At the outskirts of the quiet, quaint village of Ballyferriter on the tip of the Dingle Peninsula, there is a site called ‘Dún an Oir’ or ‘Fort Del Oro’ and it is the location where one of the bloodiest events in Irish history took place, where troops from Spain and Italy along with Irish men and women suffered a violent death at the hands of the English. These Spanish and Italian troops had been sent to Ireland by Pope Gregory in support of the Irish in the second Desmond Rebellion in 1580. About 600 of them landed in Smerwick harbour, near Ballyferriter and began to build new fortifications on the site. However, they were stopped before they could complete this work. A small force of English ships blockaded them at sea and enemy Ormond prevented them from moving inland. Blocked on either side, their leader, San Giuseppe led the men to the cliff top fort at Dún an Óir.
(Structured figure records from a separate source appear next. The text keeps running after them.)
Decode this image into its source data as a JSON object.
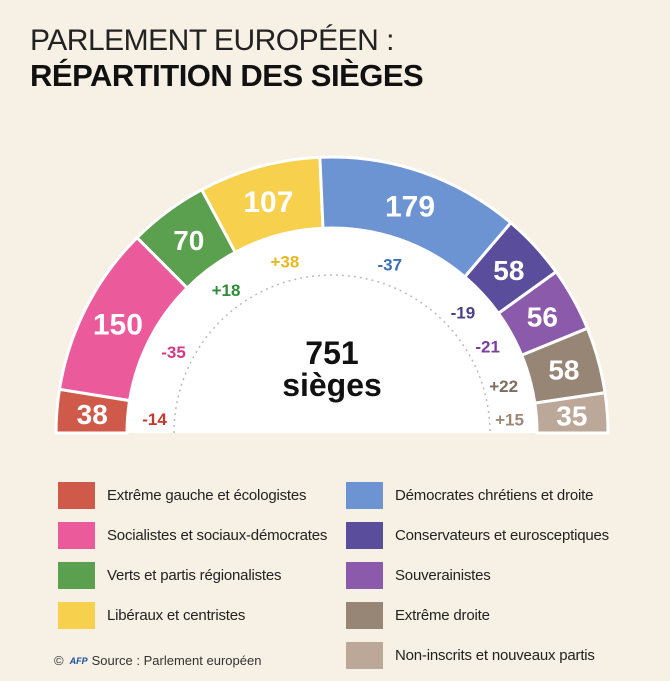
{
  "title": {
    "line1": "PARLEMENT EUROPÉEN :",
    "line2": "RÉPARTITION DES SIÈGES"
  },
  "chart_data": {
    "type": "parliament-hemicycle",
    "total_value": "751",
    "total_label": "sièges",
    "groups": [
      {
        "name": "Extrême gauche et écologistes",
        "seats": 38,
        "change": "-14",
        "color": "#cf5a4a",
        "change_color": "#c0392b"
      },
      {
        "name": "Socialistes et sociaux-démocrates",
        "seats": 150,
        "change": "-35",
        "color": "#eb5a9a",
        "change_color": "#d43a82"
      },
      {
        "name": "Verts et partis régionalistes",
        "seats": 70,
        "change": "+18",
        "color": "#5aa04e",
        "change_color": "#2e8b3a"
      },
      {
        "name": "Libéraux et centristes",
        "seats": 107,
        "change": "+38",
        "color": "#f7d04e",
        "change_color": "#e8b820"
      },
      {
        "name": "Démocrates chrétiens et droite",
        "seats": 179,
        "change": "-37",
        "color": "#6c93d2",
        "change_color": "#3a6fb8"
      },
      {
        "name": "Conservateurs et eurosceptiques",
        "seats": 58,
        "change": "-19",
        "color": "#5a4d9c",
        "change_color": "#4a3f8c"
      },
      {
        "name": "Souverainistes",
        "seats": 56,
        "change": "-21",
        "color": "#8c5aaa",
        "change_color": "#7a3f9a"
      },
      {
        "name": "Extrême droite",
        "seats": 58,
        "change": "+22",
        "color": "#978676",
        "change_color": "#7e6c5c"
      },
      {
        "name": "Non-inscrits et nouveaux partis",
        "seats": 35,
        "change": "+15",
        "color": "#bca898",
        "change_color": "#9c8878"
      }
    ]
  },
  "source": {
    "copyright": "©",
    "logo": "AFP",
    "text": "Source : Parlement européen"
  }
}
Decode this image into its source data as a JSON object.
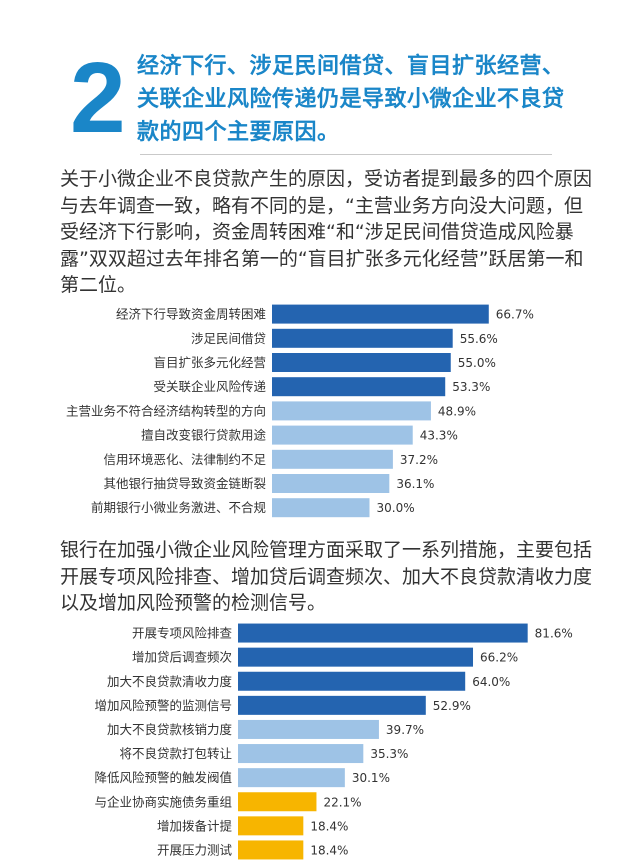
{
  "section_number": "2",
  "headline": "经济下行、涉足民间借贷、盲目扩张经营、关联企业风险传递仍是导致小微企业不良贷款的四个主要原因。",
  "paragraph1": "关于小微企业不良贷款产生的原因，受访者提到最多的四个原因与去年调查一致，略有不同的是，“主营业务方向没大问题，但受经济下行影响，资金周转困难“和“涉足民间借贷造成风险暴露”双双超过去年排名第一的“盲目扩张多元化经营”跃居第一和第二位。",
  "paragraph2": "银行在加强小微企业风险管理方面采取了一系列措施，主要包括开展专项风险排查、增加贷后调查频次、加大不良贷款清收力度以及增加风险预警的检测信号。",
  "colors": {
    "accent": "#1a86c8",
    "dark_blue": "#2464b0",
    "light_blue": "#9ec3e6",
    "yellow": "#f7b500"
  },
  "chart_data": [
    {
      "type": "bar",
      "orientation": "horizontal",
      "unit": "%",
      "categories": [
        "经济下行导致资金周转困难",
        "涉足民间借贷",
        "盲目扩张多元化经营",
        "受关联企业风险传递",
        "主营业务不符合经济结构转型的方向",
        "擅自改变银行贷款用途",
        "信用环境恶化、法律制约不足",
        "其他银行抽贷导致资金链断裂",
        "前期银行小微业务激进、不合规"
      ],
      "values": [
        66.7,
        55.6,
        55.0,
        53.3,
        48.9,
        43.3,
        37.2,
        36.1,
        30.0
      ],
      "value_labels": [
        "66.7%",
        "55.6%",
        "55.0%",
        "53.3%",
        "48.9%",
        "43.3%",
        "37.2%",
        "36.1%",
        "30.0%"
      ],
      "bar_colors": [
        "#2464b0",
        "#2464b0",
        "#2464b0",
        "#2464b0",
        "#9ec3e6",
        "#9ec3e6",
        "#9ec3e6",
        "#9ec3e6",
        "#9ec3e6"
      ]
    },
    {
      "type": "bar",
      "orientation": "horizontal",
      "unit": "%",
      "categories": [
        "开展专项风险排查",
        "增加贷后调查频次",
        "加大不良贷款清收力度",
        "增加风险预警的监测信号",
        "加大不良贷款核销力度",
        "将不良贷款打包转让",
        "降低风险预警的触发阀值",
        "与企业协商实施债务重组",
        "增加拨备计提",
        "开展压力测试"
      ],
      "values": [
        81.6,
        66.2,
        64.0,
        52.9,
        39.7,
        35.3,
        30.1,
        22.1,
        18.4,
        18.4
      ],
      "value_labels": [
        "81.6%",
        "66.2%",
        "64.0%",
        "52.9%",
        "39.7%",
        "35.3%",
        "30.1%",
        "22.1%",
        "18.4%",
        "18.4%"
      ],
      "bar_colors": [
        "#2464b0",
        "#2464b0",
        "#2464b0",
        "#2464b0",
        "#9ec3e6",
        "#9ec3e6",
        "#9ec3e6",
        "#f7b500",
        "#f7b500",
        "#f7b500"
      ]
    }
  ]
}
Shortly afterwards, under the command of Lord Lieutenant Grey de Wilton, some 4,000 English men undertook a siege and quickly broke down the defences of the fort. The story goes that over the course of three days, all the Italian and Spanish troops were killed, along with the Irish men and women. It has been said that the English spent two days decapitating the victims and throwing their bodies into the sea. They then lined the heads up in a nearby field. It is now widely said that the field where the massacre took place is known as ‘Gort an Ghearradh’ (Field of the Cutting), and the field where the heads are buried is known as ‘Gort na gCeann’ (Field of the Heads).
So, there you go…slightly gory for a Friday afternoon but an interesting tale nonetheless! The site of this awful massacre is however, one of beauty and the area where the fort once was looks out onto the Atlantic Ocean. The site is a national monument and is maintained by the Office of Public Works. A stone monument with twelve heads was erected at the site in memory of those that lost their lives in this spot in 1580. It is certainly an interesting story, and one that may not be known to many people. The Dún an Óir site is not too far off the main Slea Head Drive route, so it is easy to visit when travelling around the west of the Dingle Peninsula.
I hope you’ve enjoyed this week’s blog post – it is certainly a captivating tale! Dún an Óir is most definitely a worthy stop on your next trip to the Dingle Peninsula – if only to see the interesting head monument! It is quite something! The Dingle Peninsula is rich in history and heritage, and it’s nice to be able to share a piece of it with you all this week. Its important to share stories like these, so that we’re aware of this wonderful place as it was all those years ago, and to think of those who came before us. I’m not much of a history head, but I really enjoyed uncovering this story.
Tá súil agam gur bhain sibh sult as scéal Dhún an Óir an tseachtain seo, fiú muna raibh sé ró-dheas in áiteanna! Tá sé tábhachtach na scéalta seo a roinnt ‘is a scapaidh, chun tuiscint a fháil ar na rudaí is na h-eachtraí a tharla in gCorca Dhuibhne ag dul siar na blianta. Go raibh míle maith agaibh as ucht teacht thar n-ais an tseachtain seo agus táim ag súil le scéal eile a roinnt libh an tseachtain seo chughainn! Fanaigí slán!